The finance ministry approves a proposal to infuse Rs7,577 crore in six weak PSBs as part of the bank recapitalisation plan to bolster capital adequacy ratio
New Delhi: The finance ministry has approved a proposal to infuse Rs7,577 crore in six weak public sector banks (PSBs) as part of the recapitalisation plan to bolster capital adequacy ratio.
All these banks, which got capital support, are under prompt corrective action of the Reserve Bank of India (RBI). The funding comes under Indradhanush plan of the government which promised Rs70,000 crore over period of four years ending March 2019.
Lenders, which will receive capital through preferential issue of shares, include Bank of India, IDBI Bank and UCO Bank. The actual fund infusion will take place in the next few weeks after they get necessary regulatory approval, including nod from shareholders.
Kolkata-based UCO Bank on Wednesday said its board has approved a proposal to issue equity shares on preferential basis to the government against capital contribution of Rs1,375 crore, subject to necessary approval.
Besides, Central Bank of India said the capital raising committee of the board approved raising of equity capital by allotting up to 3.88 crore shares at the issue price of Rs83.15 per unit aggregating to Rs323 crore.
At the same time, the government has decided to infuse Rs2,257 crore in the Bank of India, Rs2,729 crore in IDBI Bank, Rs650 crore in Bank of Maharashtra, and Rs243 crore in Dena Bank.
While the government decides the mode for recapitalisation of all state-run banks, it advanced the release of funds to these six banks to help them meet their equity requirements and enable them to resume normal business and help them come out of prompt corrective action.
Finance minister Arun Jaitley in October had announced an unprecedented Rs2.11 trillion two-year road map to strengthen PSBs, reeling under high non performing assets (NPAs) or bad loans. Their NPAs have increased to Rs7.33 trillion as of June 2017, from Rs2.75 trillion in March 2015. The plan includes floating re-capitalisation bonds of Rs1.35 trillion and raising Rs58,000 crore from the market by diluting government’s stake.
The government is working on the modalities for issuing the recapitalisation bonds as it aims to front-load the infusion with an aim to strengthen the state-owned banking sector, sources said, adding that the announcement in this respect, including detailed guidelines, will be made during this month.

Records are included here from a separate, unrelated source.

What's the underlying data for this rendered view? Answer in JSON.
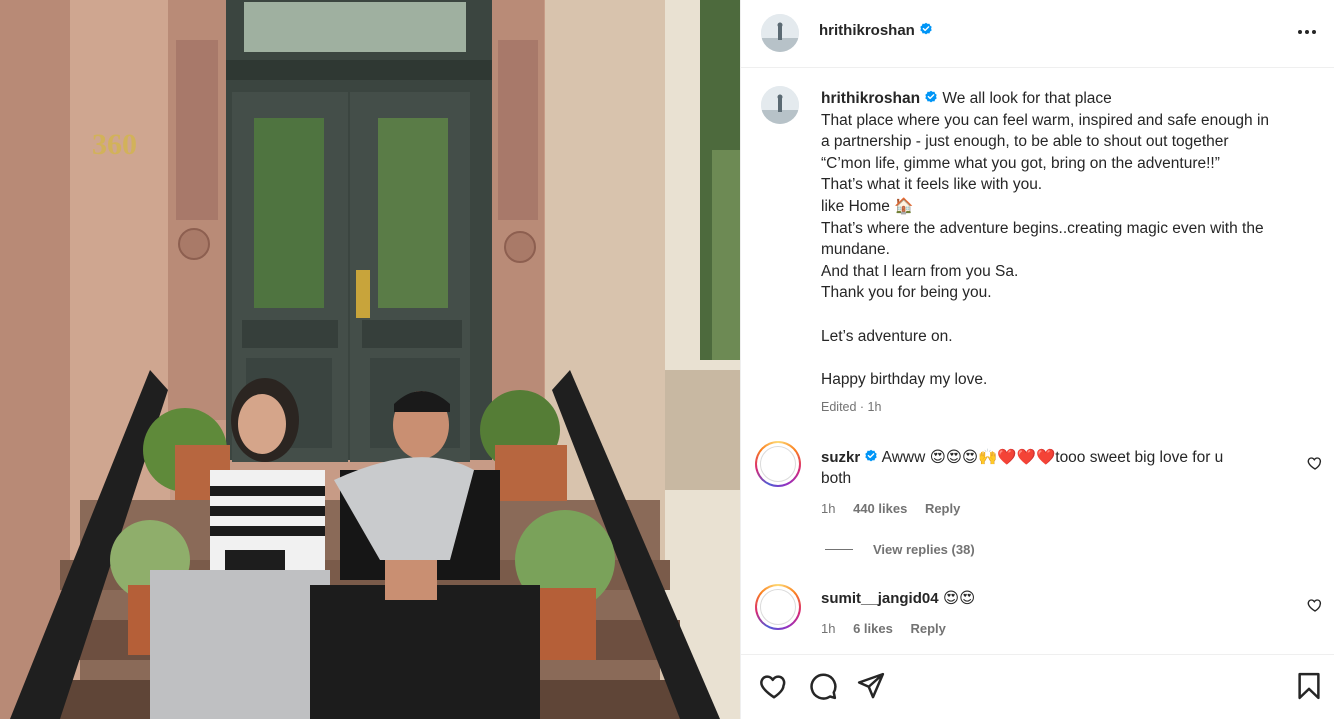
{
  "post": {
    "username": "hrithikroshan",
    "verified": true,
    "more_icon": "more-horizontal-icon"
  },
  "caption": {
    "username": "hrithikroshan",
    "lines": [
      "We all look for that place",
      "That place where you can feel warm, inspired and safe enough in",
      "a partnership - just enough, to be able to shout out together",
      "“C’mon life, gimme what you got, bring on the adventure!!”",
      "That’s what it feels like with you.",
      "like Home 🏠",
      "That’s where the adventure begins..creating magic even with the",
      "mundane.",
      "And that I learn from you Sa.",
      "Thank you for being you.",
      "",
      "Let’s adventure on.",
      "",
      "Happy birthday my love."
    ],
    "meta": "Edited · 1h"
  },
  "comments": [
    {
      "username": "suzkr",
      "verified": true,
      "text_line1": "Awww 😍😍😍🙌❤️❤️❤️tooo sweet big love for u",
      "text_line2": "both",
      "time": "1h",
      "likes": "440 likes",
      "reply": "Reply"
    },
    {
      "username": "sumit__jangid04",
      "verified": false,
      "text_line1": "😍😍",
      "time": "1h",
      "likes": "6 likes",
      "reply": "Reply"
    }
  ],
  "view_replies": "View replies (38)",
  "actions": {
    "like": "heart-icon",
    "comment": "comment-icon",
    "share": "share-icon",
    "save": "bookmark-icon"
  },
  "photo": {
    "house_number": "360"
  },
  "colors": {
    "verified": "#0095f6",
    "text": "#262626",
    "muted": "#737373",
    "divider": "#efefef"
  }
}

Jaitley had also announced that banks would get about Rs18,000 crore under the Indradhanush plan over the next two years. Under the Indradhanush road map announced in 2015, the government had announced infusion of Rs70,000 crore in state- owned banks over four years, while they will have to raise a further Rs1.1 trillion from the market to meet their capital requirement in line with global risk norms, known as Basel-III.
In the last three-and-a-half years, the government pumped Rs51,858 crore capital in the PSBs. The remaining Rs18,142 crore will be injected into the banks over the next two years.